General Motors (GM) says U.S. auto sales slowed in the final three months of last year, pulling to a halt the momentum of a record annual performance.
The No. 1 U.S. automaker said Wednesday its third-quarter profit was hit hard by the shrinking availability of chips needed to build cars and trucks, resulting in a 30-cent per share hit to earnings.
GM reported a 9% decline in third-quarter net income to $2.3 billion and delivered earnings per share of $1.43. That compared with a consensus analyst estimate of $1.76, according to FactSet.
Before the report, GM shares were up 0.7% in premarket trading to $47.03.

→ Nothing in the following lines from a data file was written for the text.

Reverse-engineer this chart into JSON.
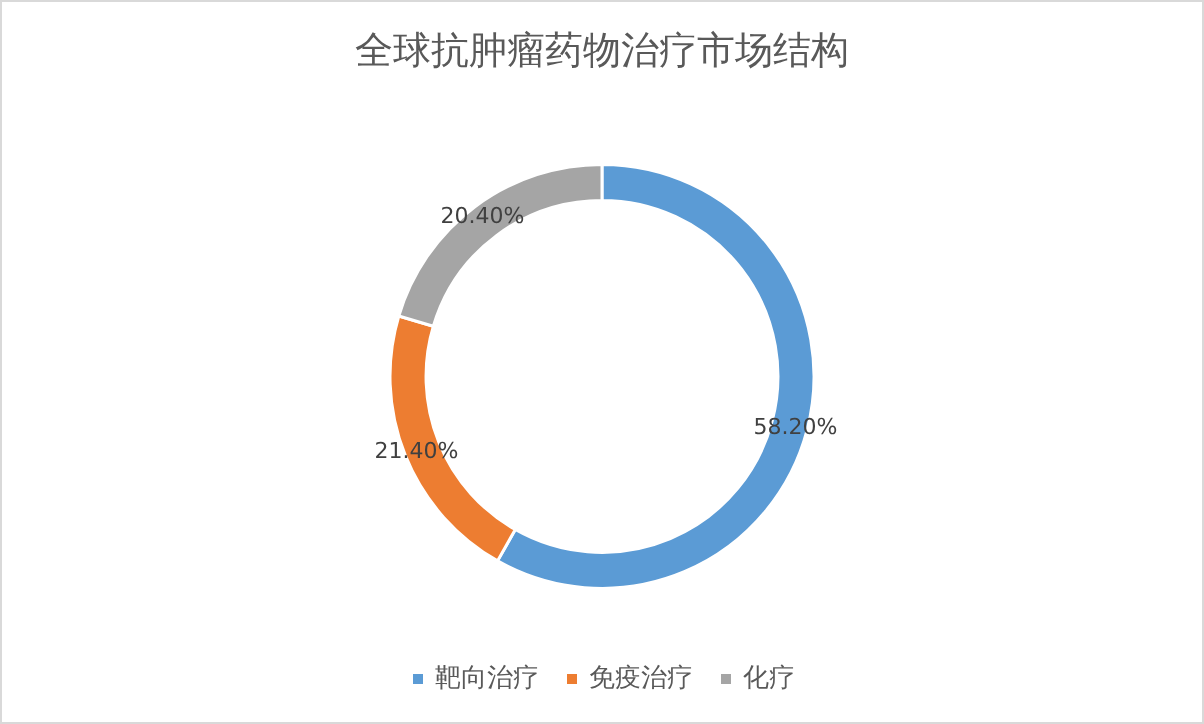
{
  "chart_data": {
    "type": "donut",
    "title": "全球抗肿瘤药物治疗市场结构",
    "categories": [
      "靶向治疗",
      "免疫治疗",
      "化疗"
    ],
    "values": [
      58.2,
      21.4,
      20.4
    ],
    "value_labels": [
      "58.20%",
      "21.40%",
      "20.40%"
    ],
    "colors": [
      "#5b9bd5",
      "#ed7d31",
      "#a5a5a5"
    ],
    "legend": "bottom"
  }
}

Adjusted earnings, which exclude $1.14 per share in asset impairments and the loss on the sale of part of the Delphi automotive business, were $1.70 per share, compared with the $1.66 expected.

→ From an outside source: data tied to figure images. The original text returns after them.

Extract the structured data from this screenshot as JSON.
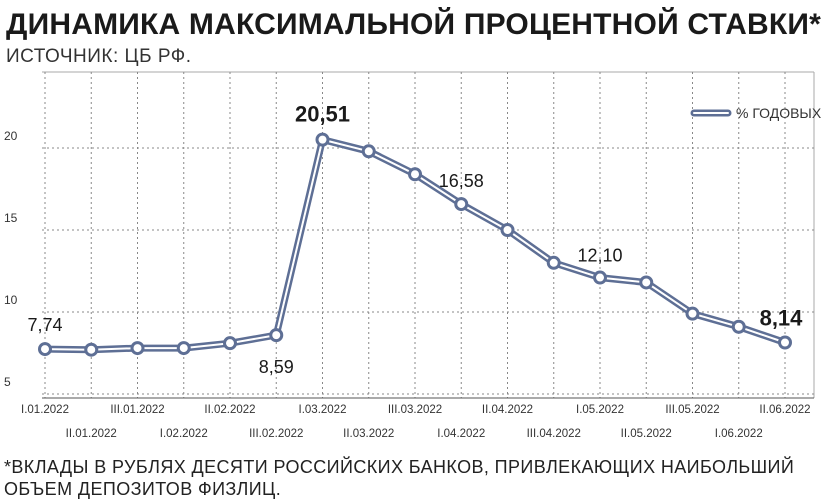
{
  "title": "ДИНАМИКА МАКСИМАЛЬНОЙ ПРОЦЕНТНОЙ СТАВКИ*",
  "subtitle": "ИСТОЧНИК: ЦБ РФ.",
  "footnote": "*ВКЛАДЫ В РУБЛЯХ ДЕСЯТИ РОССИЙСКИХ БАНКОВ, ПРИВЛЕКАЮЩИХ НАИБОЛЬШИЙ\nОБЪЕМ ДЕПОЗИТОВ ФИЗЛИЦ.",
  "colors": {
    "line": "#5e6f95",
    "line_inner": "#ffffff",
    "grid": "#888888"
  },
  "chart_data": {
    "type": "line",
    "title": "ДИНАМИКА МАКСИМАЛЬНОЙ ПРОЦЕНТНОЙ СТАВКИ*",
    "xlabel": "",
    "ylabel": "",
    "ylim": [
      5,
      25
    ],
    "yticks": [
      5,
      10,
      15,
      20
    ],
    "grid": true,
    "legend_position": "top-right",
    "categories": [
      "I.01.2022",
      "II.01.2022",
      "III.01.2022",
      "I.02.2022",
      "II.02.2022",
      "III.02.2022",
      "I.03.2022",
      "II.03.2022",
      "III.03.2022",
      "I.04.2022",
      "II.04.2022",
      "III.04.2022",
      "I.05.2022",
      "II.05.2022",
      "III.05.2022",
      "I.06.2022",
      "II.06.2022"
    ],
    "series": [
      {
        "name": "% ГОДОВЫХ",
        "values": [
          7.74,
          7.7,
          7.8,
          7.8,
          8.1,
          8.59,
          20.51,
          19.8,
          18.4,
          16.58,
          15.0,
          13.0,
          12.1,
          11.8,
          9.9,
          9.1,
          8.14
        ]
      }
    ],
    "data_labels": [
      {
        "index": 0,
        "text": "7,74",
        "emphasis": false
      },
      {
        "index": 5,
        "text": "8,59",
        "emphasis": false
      },
      {
        "index": 6,
        "text": "20,51",
        "emphasis": true
      },
      {
        "index": 9,
        "text": "16,58",
        "emphasis": false
      },
      {
        "index": 12,
        "text": "12,10",
        "emphasis": false
      },
      {
        "index": 16,
        "text": "8,14",
        "emphasis": true
      }
    ]
  }
}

Overall sales in the period fell 2% to $42.8 billion. Without the property sale, GM sales would have slipped 0.7% to $43.8 billion.
The company cited a 10% decline in industrywide U.S. sales as the main cause for a 3% decline in U.S. deliveries. GM’s average transaction price, including incentives, rose to $33,500 from $32,500.

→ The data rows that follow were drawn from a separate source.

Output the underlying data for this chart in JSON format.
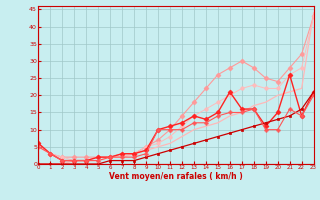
{
  "xlabel": "Vent moyen/en rafales ( km/h )",
  "xlim": [
    0,
    23
  ],
  "ylim": [
    0,
    46
  ],
  "yticks": [
    0,
    5,
    10,
    15,
    20,
    25,
    30,
    35,
    40,
    45
  ],
  "xticks": [
    0,
    1,
    2,
    3,
    4,
    5,
    6,
    7,
    8,
    9,
    10,
    11,
    12,
    13,
    14,
    15,
    16,
    17,
    18,
    19,
    20,
    21,
    22,
    23
  ],
  "bg_color": "#c8eef0",
  "grid_color": "#a0c8c8",
  "lines": [
    {
      "x": [
        0,
        1,
        2,
        3,
        4,
        5,
        6,
        7,
        8,
        9,
        10,
        11,
        12,
        13,
        14,
        15,
        16,
        17,
        18,
        19,
        20,
        21,
        22,
        23
      ],
      "y": [
        0,
        0,
        0,
        1,
        1,
        1,
        2,
        2,
        3,
        4,
        5,
        6,
        8,
        10,
        11,
        12,
        14,
        15,
        17,
        18,
        20,
        21,
        22,
        44
      ],
      "color": "#ffb8b8",
      "marker": null,
      "lw": 0.9,
      "ms": 0
    },
    {
      "x": [
        0,
        1,
        2,
        3,
        4,
        5,
        6,
        7,
        8,
        9,
        10,
        11,
        12,
        13,
        14,
        15,
        16,
        17,
        18,
        19,
        20,
        21,
        22,
        23
      ],
      "y": [
        6,
        3,
        2,
        2,
        2,
        2,
        2,
        3,
        3,
        5,
        7,
        10,
        14,
        18,
        22,
        26,
        28,
        30,
        28,
        25,
        24,
        28,
        32,
        43
      ],
      "color": "#ff9999",
      "marker": "D",
      "lw": 0.8,
      "ms": 2.5
    },
    {
      "x": [
        0,
        1,
        2,
        3,
        4,
        5,
        6,
        7,
        8,
        9,
        10,
        11,
        12,
        13,
        14,
        15,
        16,
        17,
        18,
        19,
        20,
        21,
        22,
        23
      ],
      "y": [
        5,
        3,
        2,
        1,
        1,
        2,
        2,
        2,
        3,
        5,
        6,
        8,
        11,
        14,
        16,
        18,
        20,
        22,
        23,
        22,
        22,
        26,
        28,
        43
      ],
      "color": "#ffbbbb",
      "marker": "o",
      "lw": 0.7,
      "ms": 2.5
    },
    {
      "x": [
        0,
        1,
        2,
        3,
        4,
        5,
        6,
        7,
        8,
        9,
        10,
        11,
        12,
        13,
        14,
        15,
        16,
        17,
        18,
        19,
        20,
        21,
        22,
        23
      ],
      "y": [
        6,
        3,
        1,
        1,
        1,
        2,
        2,
        3,
        3,
        4,
        10,
        11,
        12,
        14,
        13,
        15,
        21,
        16,
        16,
        11,
        15,
        26,
        14,
        21
      ],
      "color": "#ff2222",
      "marker": "D",
      "lw": 1.0,
      "ms": 2.5
    },
    {
      "x": [
        0,
        1,
        2,
        3,
        4,
        5,
        6,
        7,
        8,
        9,
        10,
        11,
        12,
        13,
        14,
        15,
        16,
        17,
        18,
        19,
        20,
        21,
        22,
        23
      ],
      "y": [
        0,
        0,
        0,
        0,
        0,
        0,
        1,
        1,
        1,
        2,
        3,
        4,
        5,
        6,
        7,
        8,
        9,
        10,
        11,
        12,
        13,
        14,
        16,
        21
      ],
      "color": "#cc0000",
      "marker": "s",
      "lw": 0.9,
      "ms": 2
    },
    {
      "x": [
        0,
        1,
        2,
        3,
        4,
        5,
        6,
        7,
        8,
        9,
        10,
        11,
        12,
        13,
        14,
        15,
        16,
        17,
        18,
        19,
        20,
        21,
        22,
        23
      ],
      "y": [
        5,
        3,
        1,
        1,
        1,
        1,
        2,
        2,
        2,
        3,
        10,
        10,
        10,
        12,
        12,
        14,
        15,
        15,
        16,
        10,
        10,
        16,
        14,
        20
      ],
      "color": "#ff5555",
      "marker": "P",
      "lw": 0.8,
      "ms": 2.5
    }
  ]
}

Last year, GM reported its best full-year sales since 2008 and its highest earnings in seven years. In 2017, the company took back its North American market share from Ford Motor Co. (F) after an uninterrupted period of being overtaken by its No. 2 rival.
However, North American operating profit fell 35% to $1.97 billion in the third quarter due to the chip shortage, which affected GM’s heavy-duty pickup trucks.